Eat Strawberries, for Land’s Sake.
July 1, 2010
Photo by Rebecca Graffy
It was a clear and hot Saturday morning at the height of strawberry season. We pulled into the parking lot at Land’s Sake in Weston, MA at a little past 9. The farm was sprinkled with volunteers and in less than an hour would be buzzing with families picking-their-own, bluegrass music and pedal-powered smoothies. Not knowing who was going to put us to work, we walked up to a grower and declared ourselves volunteers. She was thrilled that no one had yet snagged us to help set up for the Strawberry Festival and sent us to newly planted flowers with watering canisters.
By the time we had revived the rows of weedless flowers, families were pouring in. Everyone knows the strawberry patches are picked clean in under an hour and arrives promptly when the festival begins. The event is a great fundraiser for the non-profit farm. They have educational programming for all ages, but it sure seems like a farm for kids. That day, children were roaming free and munching on strawberry shortcake.

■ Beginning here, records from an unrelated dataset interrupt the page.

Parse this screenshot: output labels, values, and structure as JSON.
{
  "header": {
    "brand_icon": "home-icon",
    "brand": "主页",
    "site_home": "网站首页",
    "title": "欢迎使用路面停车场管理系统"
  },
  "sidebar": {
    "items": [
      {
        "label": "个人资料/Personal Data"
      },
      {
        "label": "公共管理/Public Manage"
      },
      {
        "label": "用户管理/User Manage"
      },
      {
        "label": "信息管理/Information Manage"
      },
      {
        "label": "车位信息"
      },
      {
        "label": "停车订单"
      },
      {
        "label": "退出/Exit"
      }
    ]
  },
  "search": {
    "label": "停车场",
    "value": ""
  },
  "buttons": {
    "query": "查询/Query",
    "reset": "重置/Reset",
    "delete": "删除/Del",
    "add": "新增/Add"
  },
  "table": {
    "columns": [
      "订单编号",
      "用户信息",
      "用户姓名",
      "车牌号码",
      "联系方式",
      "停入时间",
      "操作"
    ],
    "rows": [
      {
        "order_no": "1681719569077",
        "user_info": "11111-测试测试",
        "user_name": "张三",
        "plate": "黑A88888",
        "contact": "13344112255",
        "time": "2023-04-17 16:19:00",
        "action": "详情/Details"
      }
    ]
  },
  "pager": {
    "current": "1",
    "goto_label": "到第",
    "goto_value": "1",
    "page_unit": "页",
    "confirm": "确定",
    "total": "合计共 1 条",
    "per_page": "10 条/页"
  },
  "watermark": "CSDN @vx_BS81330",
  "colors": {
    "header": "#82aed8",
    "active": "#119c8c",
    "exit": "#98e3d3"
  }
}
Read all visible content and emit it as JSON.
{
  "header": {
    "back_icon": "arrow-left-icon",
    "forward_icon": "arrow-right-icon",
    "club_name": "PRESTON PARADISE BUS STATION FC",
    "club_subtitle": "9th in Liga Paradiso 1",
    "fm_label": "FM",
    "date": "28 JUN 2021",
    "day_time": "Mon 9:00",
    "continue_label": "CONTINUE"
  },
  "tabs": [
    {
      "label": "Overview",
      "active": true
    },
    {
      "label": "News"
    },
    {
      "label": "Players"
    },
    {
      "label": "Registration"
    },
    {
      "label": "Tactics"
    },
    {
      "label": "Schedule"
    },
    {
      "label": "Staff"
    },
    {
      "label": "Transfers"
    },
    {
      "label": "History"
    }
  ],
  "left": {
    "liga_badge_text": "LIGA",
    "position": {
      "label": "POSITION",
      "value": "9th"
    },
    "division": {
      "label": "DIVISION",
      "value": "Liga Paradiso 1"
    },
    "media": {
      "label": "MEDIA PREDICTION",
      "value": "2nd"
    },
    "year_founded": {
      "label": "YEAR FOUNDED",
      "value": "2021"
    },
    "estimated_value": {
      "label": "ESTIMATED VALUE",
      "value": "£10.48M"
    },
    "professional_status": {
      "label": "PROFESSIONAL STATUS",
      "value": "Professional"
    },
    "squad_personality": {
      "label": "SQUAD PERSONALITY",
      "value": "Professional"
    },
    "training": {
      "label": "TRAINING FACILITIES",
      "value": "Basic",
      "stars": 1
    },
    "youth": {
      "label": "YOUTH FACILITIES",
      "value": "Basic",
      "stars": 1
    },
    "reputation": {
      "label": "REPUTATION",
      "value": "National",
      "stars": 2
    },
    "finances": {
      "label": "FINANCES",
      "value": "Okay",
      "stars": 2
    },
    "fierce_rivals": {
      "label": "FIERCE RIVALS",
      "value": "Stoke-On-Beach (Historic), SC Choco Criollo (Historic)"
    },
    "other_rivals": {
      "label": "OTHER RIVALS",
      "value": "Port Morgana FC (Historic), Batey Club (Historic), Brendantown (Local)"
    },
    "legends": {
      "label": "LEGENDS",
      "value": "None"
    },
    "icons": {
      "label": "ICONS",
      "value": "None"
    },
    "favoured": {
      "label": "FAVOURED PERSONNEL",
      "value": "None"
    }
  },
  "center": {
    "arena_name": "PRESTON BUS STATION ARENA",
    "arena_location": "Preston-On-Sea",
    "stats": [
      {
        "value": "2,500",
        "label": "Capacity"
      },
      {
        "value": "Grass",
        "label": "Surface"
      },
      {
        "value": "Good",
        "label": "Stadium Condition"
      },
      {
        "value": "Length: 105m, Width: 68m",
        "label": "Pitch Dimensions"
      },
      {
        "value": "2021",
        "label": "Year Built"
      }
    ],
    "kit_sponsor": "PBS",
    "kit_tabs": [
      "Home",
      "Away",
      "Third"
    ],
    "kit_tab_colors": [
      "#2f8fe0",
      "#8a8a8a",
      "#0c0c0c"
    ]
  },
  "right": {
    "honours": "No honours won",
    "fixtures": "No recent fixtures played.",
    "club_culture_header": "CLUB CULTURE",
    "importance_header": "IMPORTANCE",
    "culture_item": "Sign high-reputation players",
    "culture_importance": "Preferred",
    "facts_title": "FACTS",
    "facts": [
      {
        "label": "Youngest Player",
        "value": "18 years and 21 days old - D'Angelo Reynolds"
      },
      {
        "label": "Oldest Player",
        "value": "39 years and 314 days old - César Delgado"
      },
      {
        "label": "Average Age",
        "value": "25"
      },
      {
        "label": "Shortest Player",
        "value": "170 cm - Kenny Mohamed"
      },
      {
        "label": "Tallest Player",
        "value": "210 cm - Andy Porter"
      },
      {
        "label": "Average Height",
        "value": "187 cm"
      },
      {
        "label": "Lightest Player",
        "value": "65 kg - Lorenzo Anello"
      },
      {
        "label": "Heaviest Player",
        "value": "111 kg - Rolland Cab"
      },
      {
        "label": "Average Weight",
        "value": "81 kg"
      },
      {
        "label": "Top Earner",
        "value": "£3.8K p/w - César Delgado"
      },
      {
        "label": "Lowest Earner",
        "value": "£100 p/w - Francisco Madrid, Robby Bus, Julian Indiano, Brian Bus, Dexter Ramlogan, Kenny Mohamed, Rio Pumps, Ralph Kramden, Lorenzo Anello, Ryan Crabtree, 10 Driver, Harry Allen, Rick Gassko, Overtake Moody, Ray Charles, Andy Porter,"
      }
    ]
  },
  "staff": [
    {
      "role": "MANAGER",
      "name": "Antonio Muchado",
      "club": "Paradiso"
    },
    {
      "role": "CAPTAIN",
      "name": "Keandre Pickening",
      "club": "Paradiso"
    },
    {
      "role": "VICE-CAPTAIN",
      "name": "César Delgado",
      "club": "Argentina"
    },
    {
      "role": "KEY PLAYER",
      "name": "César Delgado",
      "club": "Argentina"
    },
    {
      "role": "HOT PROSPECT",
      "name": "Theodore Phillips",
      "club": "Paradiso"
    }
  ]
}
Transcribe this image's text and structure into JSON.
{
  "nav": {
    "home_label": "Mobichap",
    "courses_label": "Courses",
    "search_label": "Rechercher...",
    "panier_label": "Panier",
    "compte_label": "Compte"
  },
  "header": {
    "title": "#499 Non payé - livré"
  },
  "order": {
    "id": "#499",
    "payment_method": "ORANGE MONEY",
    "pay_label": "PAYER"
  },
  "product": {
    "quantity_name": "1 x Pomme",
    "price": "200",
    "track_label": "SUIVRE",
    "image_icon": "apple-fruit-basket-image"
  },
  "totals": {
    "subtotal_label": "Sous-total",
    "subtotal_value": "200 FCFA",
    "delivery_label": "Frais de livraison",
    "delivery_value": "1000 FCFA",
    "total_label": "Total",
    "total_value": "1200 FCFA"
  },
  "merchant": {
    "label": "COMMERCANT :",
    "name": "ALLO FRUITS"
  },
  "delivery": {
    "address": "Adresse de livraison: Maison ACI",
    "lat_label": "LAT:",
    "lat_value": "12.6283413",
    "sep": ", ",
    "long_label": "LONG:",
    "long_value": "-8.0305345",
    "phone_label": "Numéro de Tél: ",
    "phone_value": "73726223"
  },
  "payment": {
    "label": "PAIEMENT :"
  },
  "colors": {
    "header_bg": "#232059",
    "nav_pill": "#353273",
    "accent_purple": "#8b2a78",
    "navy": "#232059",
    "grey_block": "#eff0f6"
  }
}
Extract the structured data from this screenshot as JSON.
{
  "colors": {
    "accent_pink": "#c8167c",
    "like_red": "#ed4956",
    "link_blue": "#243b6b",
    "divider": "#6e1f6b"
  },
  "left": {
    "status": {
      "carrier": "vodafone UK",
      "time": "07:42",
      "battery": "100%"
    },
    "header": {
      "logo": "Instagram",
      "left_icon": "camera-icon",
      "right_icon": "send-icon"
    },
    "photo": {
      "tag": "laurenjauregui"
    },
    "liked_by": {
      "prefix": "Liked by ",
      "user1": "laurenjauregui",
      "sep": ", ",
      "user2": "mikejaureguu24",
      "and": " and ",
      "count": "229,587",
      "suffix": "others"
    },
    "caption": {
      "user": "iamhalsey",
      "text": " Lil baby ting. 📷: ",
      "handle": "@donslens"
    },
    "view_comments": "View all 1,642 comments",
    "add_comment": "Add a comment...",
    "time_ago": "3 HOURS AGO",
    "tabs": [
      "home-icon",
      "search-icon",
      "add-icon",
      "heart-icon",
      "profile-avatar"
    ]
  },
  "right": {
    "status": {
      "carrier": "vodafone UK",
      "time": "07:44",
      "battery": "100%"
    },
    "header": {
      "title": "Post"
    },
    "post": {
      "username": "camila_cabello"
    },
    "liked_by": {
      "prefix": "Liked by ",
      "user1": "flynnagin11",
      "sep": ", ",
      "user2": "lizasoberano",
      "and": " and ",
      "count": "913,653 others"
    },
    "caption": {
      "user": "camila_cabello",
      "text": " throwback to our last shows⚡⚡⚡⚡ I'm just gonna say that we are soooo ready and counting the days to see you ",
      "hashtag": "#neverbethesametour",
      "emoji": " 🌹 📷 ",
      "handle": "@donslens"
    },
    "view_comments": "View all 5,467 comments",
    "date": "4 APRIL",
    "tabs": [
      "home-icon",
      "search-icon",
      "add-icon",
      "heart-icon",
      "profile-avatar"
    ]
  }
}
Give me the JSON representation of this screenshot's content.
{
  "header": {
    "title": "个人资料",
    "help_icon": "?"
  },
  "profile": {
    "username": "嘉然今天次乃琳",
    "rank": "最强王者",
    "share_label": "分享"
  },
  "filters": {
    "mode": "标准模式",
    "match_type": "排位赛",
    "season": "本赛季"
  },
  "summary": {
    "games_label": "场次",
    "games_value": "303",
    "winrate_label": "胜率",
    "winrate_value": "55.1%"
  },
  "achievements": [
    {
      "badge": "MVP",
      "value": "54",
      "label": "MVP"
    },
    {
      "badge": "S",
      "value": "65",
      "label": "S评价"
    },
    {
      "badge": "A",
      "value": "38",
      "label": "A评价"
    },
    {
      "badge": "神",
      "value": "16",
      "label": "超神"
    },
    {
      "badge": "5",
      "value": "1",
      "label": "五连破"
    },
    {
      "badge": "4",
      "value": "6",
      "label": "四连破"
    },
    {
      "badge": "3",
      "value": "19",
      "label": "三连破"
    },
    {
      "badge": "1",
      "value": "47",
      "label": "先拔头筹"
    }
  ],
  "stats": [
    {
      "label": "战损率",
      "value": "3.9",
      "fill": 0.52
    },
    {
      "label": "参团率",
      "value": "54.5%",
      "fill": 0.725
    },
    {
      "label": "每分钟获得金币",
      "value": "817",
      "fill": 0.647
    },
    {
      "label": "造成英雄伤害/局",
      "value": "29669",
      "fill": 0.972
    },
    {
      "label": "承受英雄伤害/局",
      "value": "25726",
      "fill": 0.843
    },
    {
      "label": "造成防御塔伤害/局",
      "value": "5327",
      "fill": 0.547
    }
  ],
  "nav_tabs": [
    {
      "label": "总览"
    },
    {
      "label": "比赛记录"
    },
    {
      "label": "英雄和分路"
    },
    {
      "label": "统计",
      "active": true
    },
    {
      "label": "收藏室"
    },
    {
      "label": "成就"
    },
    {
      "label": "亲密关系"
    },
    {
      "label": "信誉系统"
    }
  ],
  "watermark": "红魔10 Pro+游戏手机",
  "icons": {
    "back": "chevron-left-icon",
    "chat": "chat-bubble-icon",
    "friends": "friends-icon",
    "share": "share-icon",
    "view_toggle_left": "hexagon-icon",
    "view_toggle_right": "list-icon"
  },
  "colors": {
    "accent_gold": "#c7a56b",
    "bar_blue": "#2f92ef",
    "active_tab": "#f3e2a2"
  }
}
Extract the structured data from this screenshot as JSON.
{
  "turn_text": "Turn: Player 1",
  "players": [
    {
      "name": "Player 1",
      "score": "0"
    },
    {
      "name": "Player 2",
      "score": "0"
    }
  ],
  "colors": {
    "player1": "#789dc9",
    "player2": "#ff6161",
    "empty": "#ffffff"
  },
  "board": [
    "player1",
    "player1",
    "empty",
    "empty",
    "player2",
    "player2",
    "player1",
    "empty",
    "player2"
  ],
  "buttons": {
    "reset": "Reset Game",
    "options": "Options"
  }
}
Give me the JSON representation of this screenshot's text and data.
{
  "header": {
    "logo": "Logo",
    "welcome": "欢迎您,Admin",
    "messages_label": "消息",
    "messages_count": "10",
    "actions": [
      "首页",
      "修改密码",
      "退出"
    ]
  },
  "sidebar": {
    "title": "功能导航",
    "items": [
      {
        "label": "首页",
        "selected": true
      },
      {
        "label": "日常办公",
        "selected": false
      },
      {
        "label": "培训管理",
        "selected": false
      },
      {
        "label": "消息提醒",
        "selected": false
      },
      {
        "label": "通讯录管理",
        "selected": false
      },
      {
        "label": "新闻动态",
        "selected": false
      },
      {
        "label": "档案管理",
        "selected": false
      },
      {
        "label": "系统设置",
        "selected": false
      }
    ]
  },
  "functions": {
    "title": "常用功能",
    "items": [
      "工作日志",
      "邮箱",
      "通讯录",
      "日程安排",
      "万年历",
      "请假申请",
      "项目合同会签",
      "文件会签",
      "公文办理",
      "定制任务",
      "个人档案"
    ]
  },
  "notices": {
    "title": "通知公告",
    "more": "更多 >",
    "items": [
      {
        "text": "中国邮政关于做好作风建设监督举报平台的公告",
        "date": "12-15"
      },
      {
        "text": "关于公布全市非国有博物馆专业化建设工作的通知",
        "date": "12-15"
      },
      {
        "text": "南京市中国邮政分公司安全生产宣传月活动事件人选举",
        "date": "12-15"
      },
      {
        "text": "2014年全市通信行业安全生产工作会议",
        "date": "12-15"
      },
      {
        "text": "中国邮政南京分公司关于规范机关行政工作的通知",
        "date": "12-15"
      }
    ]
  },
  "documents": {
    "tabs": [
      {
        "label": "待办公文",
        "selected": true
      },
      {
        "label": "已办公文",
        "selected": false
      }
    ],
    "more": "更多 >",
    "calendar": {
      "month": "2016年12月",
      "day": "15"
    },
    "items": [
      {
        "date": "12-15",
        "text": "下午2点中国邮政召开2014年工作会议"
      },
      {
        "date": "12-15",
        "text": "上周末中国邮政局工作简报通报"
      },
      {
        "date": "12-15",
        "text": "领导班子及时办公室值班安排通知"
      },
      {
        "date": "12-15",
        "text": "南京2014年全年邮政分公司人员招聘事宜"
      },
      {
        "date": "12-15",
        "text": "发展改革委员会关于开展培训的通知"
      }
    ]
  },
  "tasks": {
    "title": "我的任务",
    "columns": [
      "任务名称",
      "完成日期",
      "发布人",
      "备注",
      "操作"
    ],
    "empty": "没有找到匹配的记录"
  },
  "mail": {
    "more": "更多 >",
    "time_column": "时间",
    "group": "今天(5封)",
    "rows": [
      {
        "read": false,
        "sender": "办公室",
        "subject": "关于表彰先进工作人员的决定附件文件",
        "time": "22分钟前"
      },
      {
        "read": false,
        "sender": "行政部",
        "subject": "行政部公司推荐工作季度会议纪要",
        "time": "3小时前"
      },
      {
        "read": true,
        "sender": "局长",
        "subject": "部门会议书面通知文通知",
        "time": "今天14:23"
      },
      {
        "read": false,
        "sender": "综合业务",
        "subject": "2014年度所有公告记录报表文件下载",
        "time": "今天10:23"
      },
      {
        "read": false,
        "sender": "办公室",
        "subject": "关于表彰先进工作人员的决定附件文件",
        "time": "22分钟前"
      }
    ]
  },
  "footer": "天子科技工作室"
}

Likely some of these kids are a part of Green Power, a 3-season educational program in which 6-8th graders maintain their own garden, make maple sugar, learn about ecology and natural history and are offered a weekly stipend. Elementary-aged kids can spend the summer as Farm and Forest Explorers.
Land’s Sake also helps teachers and educators work farming and forestry into their curriculum and hosts adult and family workshops on topics like ecological lawn care, backyard chickens and canning. They work hard to fulfill their mission of connecting people to the land. And the land feeds people too, through a 100 member CSA program.
Photos by Rebecca Graffy.
One of the themes of their mission is community-building and caretaking. I was lucky to get a taste of this as I manned the bike blender. It was a great station and we were pumping out smoothies all morning. The kids that couldn’t reach the pedals hopped on for photo-ops and after middle schoolers proudly took over. It was a real bummer when the screw inside the blender stripped and the wheel no longer turned the blades. However, the Land’s Sake community didn’t give up easily. Folks kept coming over offering solutions and working with me to get the station back on wheels. Others were content to see how the bike worked and hear a little about Bikes Not Bombs, who rented the bike for the event. We tried stuffing the screw to get some resistance. Burlap, rubber bands and tape worked to varying degrees before we finally threw in the towel.
I left Weston with a quart of strawberries and a wonderful feeling. Certainly the “new food” must include this: family fun farm festivals, people participating in and appreciating how their food was grown, and innovative farm-based education. I canned the berries to preserve the thought.